To Assemble the Pizze Rustica
- Preheat your oven to 350 F. Put the oven racks in the lower third of the oven.
- Place all the filling ingredients in a large bowl and mix thoroughly.
- Cut the dough into four pieces and roll out thinly on a floured cutting board. Place one piece in each spring form pan, covering bottom and sides.
- Pour the filling mixture into each pan, filling them to a little below the top. Cover the tops with the remaining dough and flute the edges. Put a few fork holes in the top to release the steam.
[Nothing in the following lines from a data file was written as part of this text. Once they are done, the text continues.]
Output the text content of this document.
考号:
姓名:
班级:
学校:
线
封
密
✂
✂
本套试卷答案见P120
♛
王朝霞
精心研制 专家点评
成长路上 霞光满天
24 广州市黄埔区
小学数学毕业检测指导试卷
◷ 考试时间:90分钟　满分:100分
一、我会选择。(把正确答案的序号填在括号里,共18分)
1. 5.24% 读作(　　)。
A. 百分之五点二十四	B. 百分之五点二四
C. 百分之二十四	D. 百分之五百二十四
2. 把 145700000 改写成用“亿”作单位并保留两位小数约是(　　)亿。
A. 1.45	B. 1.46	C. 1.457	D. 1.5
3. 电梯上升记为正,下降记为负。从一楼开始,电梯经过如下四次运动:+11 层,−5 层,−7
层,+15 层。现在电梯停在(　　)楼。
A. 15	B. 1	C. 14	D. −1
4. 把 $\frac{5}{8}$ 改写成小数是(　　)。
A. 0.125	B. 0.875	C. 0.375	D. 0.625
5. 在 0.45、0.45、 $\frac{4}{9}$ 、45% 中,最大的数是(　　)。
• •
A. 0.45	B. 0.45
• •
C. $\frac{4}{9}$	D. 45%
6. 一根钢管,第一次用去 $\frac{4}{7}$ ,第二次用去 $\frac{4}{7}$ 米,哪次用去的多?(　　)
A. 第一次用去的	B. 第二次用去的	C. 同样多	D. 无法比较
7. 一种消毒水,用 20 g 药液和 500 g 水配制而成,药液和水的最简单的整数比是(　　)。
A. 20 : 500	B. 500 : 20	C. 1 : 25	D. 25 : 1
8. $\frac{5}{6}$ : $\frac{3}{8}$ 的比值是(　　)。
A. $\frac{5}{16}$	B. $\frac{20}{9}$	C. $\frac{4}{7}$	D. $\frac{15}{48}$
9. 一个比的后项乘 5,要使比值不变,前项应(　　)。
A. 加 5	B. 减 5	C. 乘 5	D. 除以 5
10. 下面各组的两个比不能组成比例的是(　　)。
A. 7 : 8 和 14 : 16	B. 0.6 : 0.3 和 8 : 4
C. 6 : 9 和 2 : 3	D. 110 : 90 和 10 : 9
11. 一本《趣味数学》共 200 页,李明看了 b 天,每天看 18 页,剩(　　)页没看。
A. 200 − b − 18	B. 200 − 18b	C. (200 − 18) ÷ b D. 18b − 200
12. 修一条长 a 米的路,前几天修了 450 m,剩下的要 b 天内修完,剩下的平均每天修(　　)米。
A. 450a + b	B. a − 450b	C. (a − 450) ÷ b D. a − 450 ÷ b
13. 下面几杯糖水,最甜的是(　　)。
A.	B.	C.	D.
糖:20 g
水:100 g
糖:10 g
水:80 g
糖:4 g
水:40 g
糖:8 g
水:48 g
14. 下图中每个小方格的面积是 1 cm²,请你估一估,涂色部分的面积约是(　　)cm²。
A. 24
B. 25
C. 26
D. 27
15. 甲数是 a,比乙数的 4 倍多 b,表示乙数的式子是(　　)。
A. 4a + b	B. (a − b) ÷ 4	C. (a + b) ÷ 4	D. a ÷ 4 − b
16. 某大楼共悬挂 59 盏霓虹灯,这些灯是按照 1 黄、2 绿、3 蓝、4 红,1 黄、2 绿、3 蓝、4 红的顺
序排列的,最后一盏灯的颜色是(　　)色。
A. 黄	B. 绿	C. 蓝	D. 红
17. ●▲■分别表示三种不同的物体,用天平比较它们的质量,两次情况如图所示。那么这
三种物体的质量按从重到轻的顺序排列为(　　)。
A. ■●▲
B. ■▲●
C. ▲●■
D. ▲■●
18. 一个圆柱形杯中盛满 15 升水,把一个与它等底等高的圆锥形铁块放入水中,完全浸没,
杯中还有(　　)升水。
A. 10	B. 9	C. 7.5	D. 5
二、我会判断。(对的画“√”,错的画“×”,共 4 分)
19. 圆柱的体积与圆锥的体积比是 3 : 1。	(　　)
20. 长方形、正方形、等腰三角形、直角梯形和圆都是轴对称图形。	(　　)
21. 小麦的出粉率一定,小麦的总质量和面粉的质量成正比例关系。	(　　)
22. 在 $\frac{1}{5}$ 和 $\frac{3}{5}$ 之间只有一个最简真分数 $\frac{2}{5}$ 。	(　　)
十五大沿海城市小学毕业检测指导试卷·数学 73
- Brush egg wash over the top.
- Cook for about 1 hour, or until the crust is golden brown.
- Test with a food thermometer. It should read 165 to 170 F (135 C).
- Remove and let it cool for several hours.
- Pizza Rustica is best served at room temperature or even a little cool. Slices are served prior to the main entree as an appetizer. This pizza is made 1 to 2 days before Easter. When wrapped it will keep up to a week in the refrigerator.